In this reviewer's opinion, however, the main weakness of "Menajerimi Ara" lies in the poor characterization and miscasting of Feris. Although an accomplished actress, Canan Ergüder interprets this role as an aloof and almost histrionic version of the original. Someone like Mine Tugay or Burcu Biricik would have provided a much better fit for the role of Feris, which in "Dix pour cent," oozed class, intelligence and charisma. For instance, it is hard to take Feris' declaratory commitment to the art of cinema seriously, when she shows no sign of a deeper intellectual life beyond her agent's antics. Even in her relationship with Çinar, Feris comes across as cold and opportunist. As a result, their friendship is somewhat unbelievable. Hopefully, the screenwriters will find a way to improve this character in the near future, although it might be perhaps already too late to turn Feris into a sympathetic figure.
"Menajerimi Ara" shortchanges other characters of the French original. Ayşenil Samlioğlu, who interprets the oldest agent in the EGO agency Peride, has virtually no lines. This is unfortunate, not only because she is a good actress, but also because in the French series her role (Arlette) is often the source of both humor and wisdom. Hopefully, this character too will develop along the way.

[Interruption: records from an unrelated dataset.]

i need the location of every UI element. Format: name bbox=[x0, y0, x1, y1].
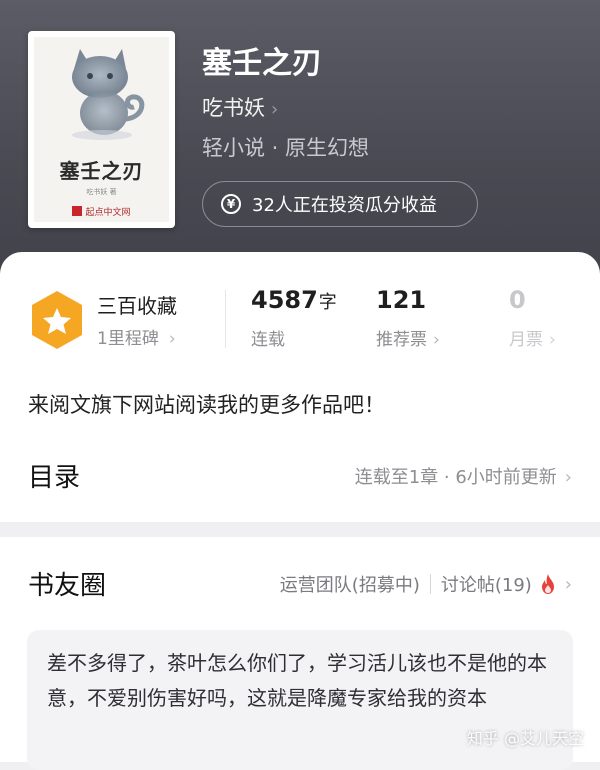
invest-button[interactable]: ¥ 32人正在投资瓜分收益 bbox=[202, 181, 478, 227]
chevron-right-icon: › bbox=[271, 99, 279, 120]
discussion-link[interactable]: 讨论帖(19) bbox=[441, 571, 532, 597]
ops-team-link[interactable]: 运营团队(招募中) bbox=[280, 571, 420, 597]
word-count-value: 4587 bbox=[251, 286, 318, 314]
monthly-votes-value: 0 bbox=[509, 286, 526, 314]
monthly-votes-label: 月票 bbox=[509, 330, 543, 350]
publisher-logo: 起点中文网 bbox=[34, 205, 169, 218]
post-preview-card[interactable]: 差不多得了，茶叶怎么你们了，学习活儿该也不是他的本意，不爱别伤害好吗，这就是降魔… bbox=[27, 630, 573, 770]
book-info-card: 三百收藏 1里程碑 › 4587字 连载 121 推荐票 › 0 月票 › 来阅文旗下… bbox=[0, 252, 600, 522]
divider bbox=[429, 574, 431, 594]
divider bbox=[225, 290, 226, 348]
word-count: 4587字 bbox=[251, 286, 337, 314]
author-name: 吃书妖 bbox=[202, 96, 265, 120]
serial-status: 连载 bbox=[251, 330, 285, 350]
publisher-mark-icon bbox=[72, 206, 83, 216]
star-badge-icon[interactable] bbox=[30, 290, 84, 350]
toc-status-link[interactable]: 连载至1章 · 6小时前更新 › bbox=[355, 463, 572, 489]
book-circle-title[interactable]: 书友圈 bbox=[28, 565, 106, 602]
watermark: 知乎 @艾儿天空 bbox=[466, 729, 584, 748]
word-count-unit: 字 bbox=[318, 292, 337, 313]
book-title: 塞壬之刃 bbox=[202, 46, 322, 81]
chevron-right-icon: › bbox=[564, 467, 572, 488]
toc-title[interactable]: 目录 bbox=[28, 457, 80, 494]
chevron-right-icon[interactable]: › bbox=[565, 574, 572, 595]
cover-author: 吃书妖 著 bbox=[86, 188, 117, 196]
book-cover[interactable]: 塞壬之刃 吃书妖 著 起点中文网 bbox=[28, 31, 175, 228]
promo-link[interactable]: 来阅文旗下网站阅读我的更多作品吧！ bbox=[28, 389, 385, 419]
yen-coin-icon: ¥ bbox=[221, 194, 241, 214]
chevron-right-icon: › bbox=[433, 330, 440, 350]
cover-title: 塞壬之刃 bbox=[59, 159, 144, 183]
author-link[interactable]: 吃书妖 › bbox=[202, 92, 278, 122]
recommend-votes-link[interactable]: 推荐票 › bbox=[376, 325, 440, 350]
toc-status: 连载至1章 · 6小时前更新 bbox=[354, 467, 557, 488]
invest-label: 32人正在投资瓜分收益 bbox=[252, 195, 437, 216]
recommend-votes-label: 推荐票 bbox=[376, 330, 427, 350]
post-text: 差不多得了，茶叶怎么你们了，学习活儿该也不是他的本意，不爱别伤害好吗，这就是降魔… bbox=[47, 651, 547, 710]
recommend-votes-value: 121 bbox=[376, 286, 427, 314]
chevron-right-icon: › bbox=[549, 330, 556, 350]
collection-milestone-title[interactable]: 三百收藏 bbox=[97, 290, 177, 319]
publisher-name: 起点中文网 bbox=[85, 208, 131, 218]
cover-art: 塞壬之刃 吃书妖 著 起点中文网 bbox=[34, 37, 169, 222]
chevron-right-icon: › bbox=[168, 329, 176, 349]
milestone-count: 1里程碑 bbox=[97, 329, 159, 349]
cat-illustration-icon bbox=[72, 49, 145, 140]
book-header: 塞壬之刃 吃书妖 著 起点中文网 塞壬之刃 吃书妖 › 轻小说 · 原生幻想 ¥ … bbox=[0, 0, 600, 290]
genre-tags: 轻小说 · 原生幻想 bbox=[202, 136, 370, 160]
book-circle-links: 运营团队(招募中) 讨论帖(19) › bbox=[280, 571, 572, 597]
milestone-link[interactable]: 1里程碑 › bbox=[97, 324, 176, 349]
fire-icon bbox=[541, 574, 554, 594]
monthly-votes-link[interactable]: 月票 › bbox=[509, 325, 556, 350]
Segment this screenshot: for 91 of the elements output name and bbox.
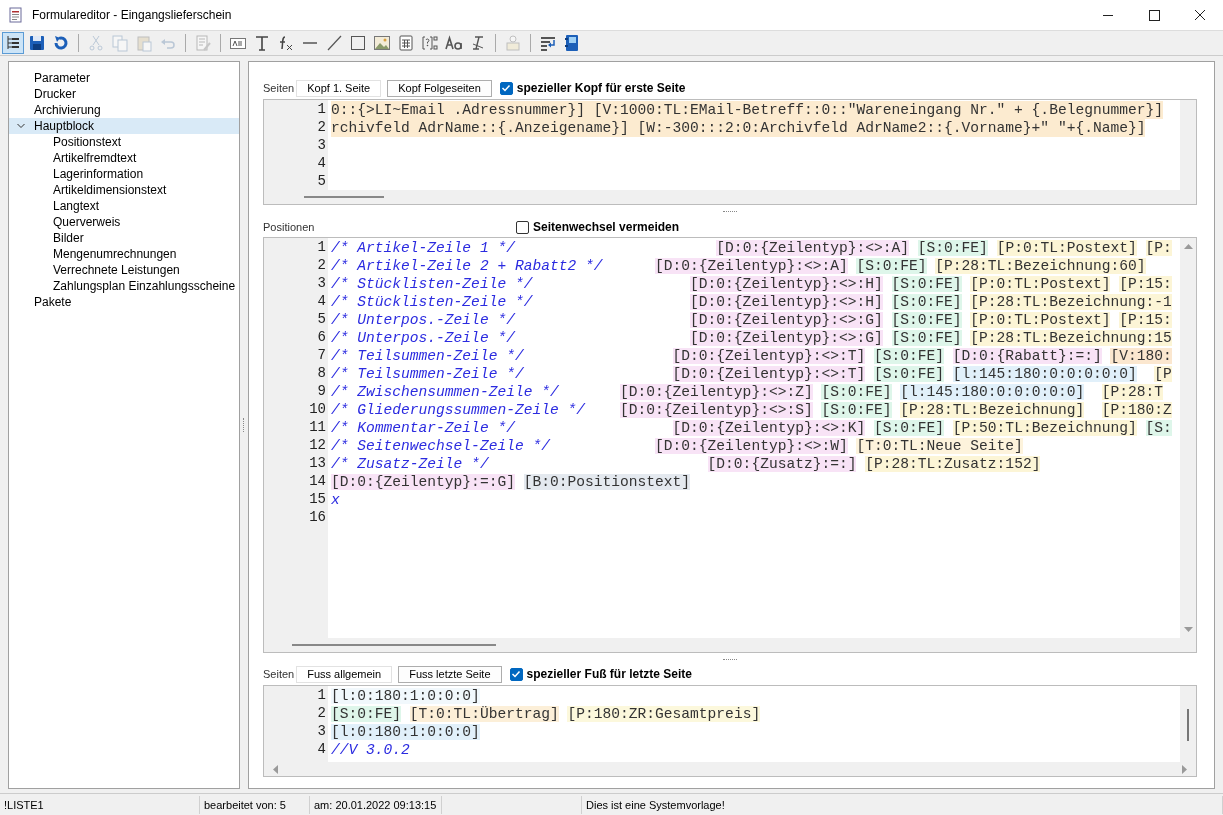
tab[interactable]: Fuss letzte Seite [398, 665, 502, 683]
code-line: /* Seitenwechsel-Zeile */ [D:0:{Zeilentyp}:<>:W] [T:0:TL:Neue Seite] [331, 437, 1023, 455]
tree-item[interactable]: Artikelfremdtext [9, 150, 239, 166]
code-line: [D:0:{Zeilentyp}:=:G] [B:0:Positionstext] [331, 473, 691, 491]
scroll-left-icon[interactable] [272, 764, 278, 774]
code-line: /* Stücklisten-Zeile */ [D:0:{Zeilentyp}:<>:H] [S:0:FE] [P:0:TL:Postext] [P:15: [331, 275, 1172, 293]
tree-item[interactable]: Querverweis [9, 214, 239, 230]
tree-item[interactable]: Zahlungsplan Einzahlungsscheine [9, 278, 239, 294]
status-text: Dies ist eine Systemvorlage! [582, 795, 1223, 814]
checkbox[interactable] [499, 81, 513, 95]
line-number: 16 [308, 509, 327, 527]
code-line: /* Teilsummen-Zeile */ [D:0:{Zeilentyp}:<>:T] [S:0:FE] [l:145:180:0:0:0:0:0] [P [331, 365, 1172, 383]
line-number: 12 [308, 437, 327, 455]
line-number: 4 [316, 741, 327, 759]
line-number: 15 [308, 491, 327, 509]
tab[interactable]: Kopf 1. Seite [296, 79, 382, 97]
tree-item[interactable]: Mengenumrechnungen [9, 246, 239, 262]
line-number: 2 [316, 257, 327, 275]
status-text: am: 20.01.2022 09:13:15 [310, 795, 442, 814]
chevron-down-icon[interactable] [16, 121, 26, 131]
tree-item[interactable]: Hauptblock [9, 118, 239, 134]
code-editor[interactable]: 1 2 3 4 [l:0:180:1:0:0:0] [S:0:FE] [T:0:TL:Übertrag] [P:180:ZR:Gesamtpreis] [l:0:180:1:0:0:0] //V 3.0.2 [263, 685, 1197, 777]
code-line: /* Zusatz-Zeile */ [D:0:{Zusatz}:=:] [P:28:TL:Zusatz:152] [331, 455, 1041, 473]
horizontal-scrollbar[interactable] [264, 190, 1196, 204]
status-text: !LISTE1 [0, 795, 200, 814]
line-number: 7 [316, 347, 327, 365]
status-text: bearbeitet von: 5 [200, 795, 310, 814]
code-line: /* Unterpos.-Zeile */ [D:0:{Zeilentyp}:<>:G] [S:0:FE] [P:0:TL:Postext] [P:15: [331, 311, 1172, 329]
checkbox-label: spezieller Kopf für erste Seite [516, 81, 686, 95]
vertical-scrollbar[interactable] [1180, 238, 1196, 638]
line-number: 3 [316, 275, 327, 293]
line-number: 6 [316, 329, 327, 347]
scroll-up-icon[interactable] [1183, 243, 1193, 249]
tab[interactable]: Fuss allgemein [296, 665, 393, 683]
code-line: /* Teilsummen-Zeile */ [D:0:{Zeilentyp}:<>:T] [S:0:FE] [D:0:{Rabatt}:=:] [V:180: [331, 347, 1172, 365]
code-line: /* Artikel-Zeile 2 + Rabatt2 */ [D:0:{Zeilentyp}:<>:A] [S:0:FE] [P:28:TL:Bezeichnung:60] [331, 257, 1146, 275]
line-number: 4 [316, 293, 327, 311]
code-line: [S:0:FE] [T:0:TL:Übertrag] [P:180:ZR:Gesamtpreis] [331, 705, 761, 723]
tree-item[interactable]: Langtext [9, 198, 239, 214]
code-line: /* Gliederungssummen-Zeile */ [D:0:{Zeilentyp}:<>:S] [S:0:FE] [P:28:TL:Bezeichnung] [P:180:Z [331, 401, 1172, 419]
code-line: /* Zwischensummen-Zeile */ [D:0:{Zeilentyp}:<>:Z] [S:0:FE] [l:145:180:0:0:0:0:0] [P:28:T [331, 383, 1164, 401]
vertical-scrollbar[interactable] [1180, 686, 1196, 762]
line-number: 5 [316, 311, 327, 329]
line-number: 9 [316, 383, 327, 401]
line-number: 3 [316, 137, 327, 155]
code-line: /* Artikel-Zeile 1 */ [D:0:{Zeilentyp}:<>:A] [S:0:FE] [P:0:TL:Postext] [P: [331, 239, 1172, 257]
code-line: /* Unterpos.-Zeile */ [D:0:{Zeilentyp}:<>:G] [S:0:FE] [P:28:TL:Bezeichnung:15 [331, 329, 1172, 347]
tab[interactable]: Kopf Folgeseiten [387, 79, 492, 97]
line-number: 4 [316, 155, 327, 173]
section-label: Seiten [263, 668, 295, 680]
code-editor[interactable]: 1 2 3 4 5 0::{>LI~Email .Adressnummer}] [V:1000:TL:EMail-Betreff::0::"Wareneingang Nr." + {.Belegnummer}] rchivfeld AdrName::{.Anzeigename}] [W:-300:::2:0:Archivfeld AdrName2::{.Vorname}+" "+{.Name}] [263, 99, 1197, 205]
scroll-down-icon[interactable] [1183, 627, 1193, 633]
tree-item[interactable]: Bilder [9, 230, 239, 246]
tree-item[interactable]: Positionstext [9, 134, 239, 150]
checkbox-label: spezieller Fuß für letzte Seite [526, 667, 692, 681]
line-number: 2 [316, 119, 327, 137]
tree-item[interactable]: Archivierung [9, 102, 239, 118]
tree-item[interactable]: Lagerinformation [9, 166, 239, 182]
code-editor[interactable] [263, 237, 1197, 653]
line-number: 10 [308, 401, 327, 419]
section-label: Positionen [263, 221, 316, 233]
line-number: 1 [316, 687, 327, 705]
code-line: x [331, 491, 340, 509]
tree-item[interactable]: Artikeldimensionstext [9, 182, 239, 198]
line-number: 11 [308, 419, 327, 437]
window-title: Formulareditor - Eingangslieferschein [32, 8, 233, 22]
line-number: 13 [308, 455, 327, 473]
vertical-scrollbar[interactable] [1180, 100, 1196, 190]
section-label: Seiten [263, 82, 295, 94]
code-line: //V 3.0.2 [331, 741, 410, 759]
scroll-right-icon[interactable] [1182, 764, 1188, 774]
checkbox[interactable] [509, 667, 523, 681]
horizontal-scrollbar[interactable] [264, 762, 1196, 776]
line-number: 1 [316, 239, 327, 257]
line-number: 1 [316, 101, 327, 119]
tree-item[interactable]: Verrechnete Leistungen [9, 262, 239, 278]
tree-item[interactable]: Parameter [9, 70, 239, 86]
tree-icon[interactable] [2, 32, 24, 54]
app-icon [8, 7, 24, 23]
horizontal-scrollbar[interactable] [264, 638, 1196, 652]
tree-item[interactable]: Drucker [9, 86, 239, 102]
code-line: /* Kommentar-Zeile */ [D:0:{Zeilentyp}:<>:K] [S:0:FE] [P:50:TL:Bezeichnung] [S: [331, 419, 1172, 437]
code-line: /* Stücklisten-Zeile */ [D:0:{Zeilentyp}:<>:H] [S:0:FE] [P:28:TL:Bezeichnung:-1 [331, 293, 1172, 311]
line-number: 8 [316, 365, 327, 383]
checkbox-label: Seitenwechsel vermeiden [533, 220, 680, 234]
line-number: 3 [316, 723, 327, 741]
line-number: 14 [308, 473, 327, 491]
checkbox[interactable] [516, 220, 529, 234]
tree-item[interactable]: Pakete [9, 294, 239, 310]
line-number: 2 [316, 705, 327, 723]
line-number: 5 [316, 173, 327, 190]
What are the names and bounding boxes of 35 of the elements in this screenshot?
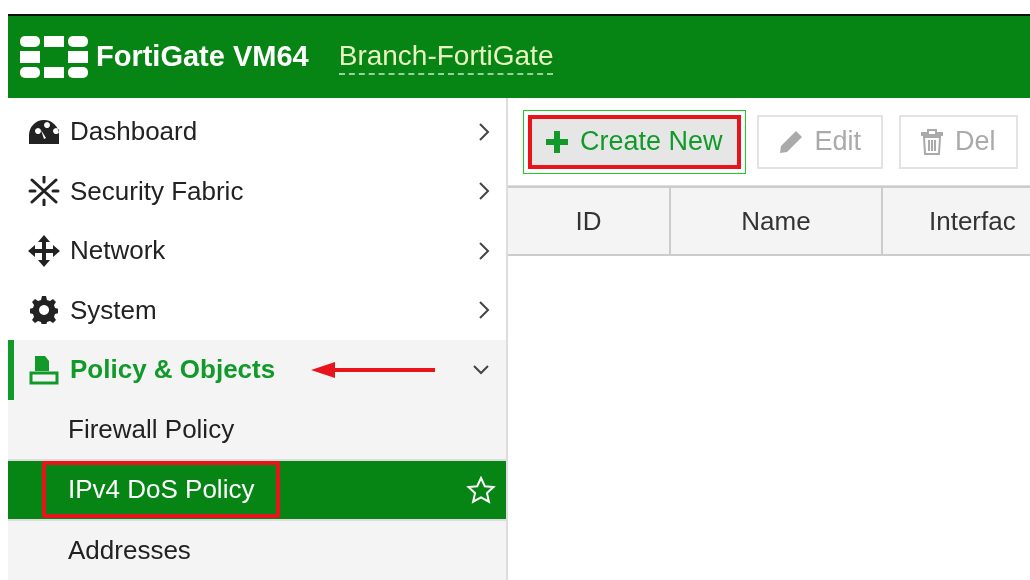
menu-label: Dashboard: [70, 115, 198, 149]
submenu-item[interactable]: Addresses: [8, 520, 506, 580]
submenu-item[interactable]: IPv4 DoS Policy: [8, 459, 506, 521]
product-name: FortiGate VM64: [96, 39, 309, 75]
menu-label: Security Fabric: [70, 174, 244, 208]
hostname-link[interactable]: Branch-FortiGate: [338, 39, 554, 75]
star-icon[interactable]: [466, 475, 496, 504]
submenu-label: Addresses: [67, 533, 192, 567]
gauge-icon: [28, 118, 60, 145]
menu-label: Network: [70, 234, 166, 268]
menu-item[interactable]: Dashboard: [8, 102, 506, 162]
trash-icon: [921, 128, 944, 155]
chevron-right-icon: [478, 240, 490, 261]
submenu-label: IPv4 DoS Policy: [42, 461, 281, 519]
chevron-right-icon: [478, 181, 490, 202]
gear-icon: [30, 296, 58, 325]
menu-label: System: [70, 293, 157, 327]
menu-item[interactable]: System: [8, 280, 506, 340]
chevron-right-icon: [478, 300, 490, 321]
menu-item[interactable]: Security Fabric: [8, 161, 506, 221]
column-header[interactable]: Name: [671, 188, 883, 254]
plus-icon: [546, 130, 568, 153]
policy-icon: [29, 354, 59, 385]
submenu-item[interactable]: Firewall Policy: [8, 399, 506, 459]
column-header[interactable]: Interfac: [883, 188, 1030, 254]
pencil-icon: [778, 129, 803, 154]
submenu-label: Firewall Policy: [67, 412, 236, 446]
move-arrows-icon: [28, 234, 60, 267]
column-header[interactable]: ID: [508, 188, 671, 254]
logo-icon: [20, 36, 88, 78]
menu-label: Policy & Objects: [70, 353, 276, 387]
fabric-icon: [28, 176, 60, 207]
chevron-right-icon: [478, 121, 490, 142]
chevron-down-icon: [472, 363, 490, 376]
menu-item[interactable]: Network: [8, 221, 506, 281]
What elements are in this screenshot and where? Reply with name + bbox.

Beren, interpreted by the newcomer Yaprak Medine, is a novel character in "Menajerimi Ara," which in the French original was instead played by a young man. While viewers will have found her initially unsympathetic, in episode 2 she grows somewhat more likable -- especially when she confesses to Barış that she is profoundly insecure. The part in which Beren is trying to become friends with Dicle, however, seems contrived. But it suggests a potentially interesting twist. Perhaps the relationship between Kiraç's two "daughters" (which was not present in the French version) will defy expectations and turn out to be cooperative instead of competitive. Who knows? Beren might even supply the conduit for a father/daughter rapprochement in the near future.
In another departure from the French show, Kiraç's wife promises to be the true villain in the series. Physically and otherwise, Maida fails to resemble the benevolent and sophisticated Catherine Barneville in "Dix pour cent." We hope that Maida too will eventually evolve from the superficial and one-dimensional Turkish dizi evil female character that she currently impersonates in "Menajerimi Ara."
In this episode, there were several comedic interludes. The honest rendition of the "vampire" journalist corresponds very much to the image of the members of the infamous Turkish tabloid press. It was also a great deal of fun to see how much the TV rating game in Turkey keeps everyone on edge. It is clearly a terrible system that fails to produce quality and efficiency and makes everyone miserable. Hopefully, it will be changed sooner rather than later. Perhaps the most precious dialogue in "Menajerimi Ara", however, was when Dicle tells her friend, who is suggesting that she should pursue a relationship with Barış, that an affair between an actor and his agent's assistant would make a great subject for next summer's romantic comedy.
Episode 3 of "Menajerimi Ara" will undoubtedly add more complexity to this intriguing dizi, especially as far as the relationship between Dicle and Barış is concerned. Viewers may also expect dramatic developments in Kiraç's situation vis-á-vis both the EGO agency and his family. Finally, "Menajerimi Ara" stands to gain new viewers this week, as the hoards of Çağatay Ulusoy's fans will religiously gather to watch their beloved actor return to regular television and poke fun at himself after an absence of more than three years.
"Menajerimi Ara" airs on Tuesdays on STAR TV.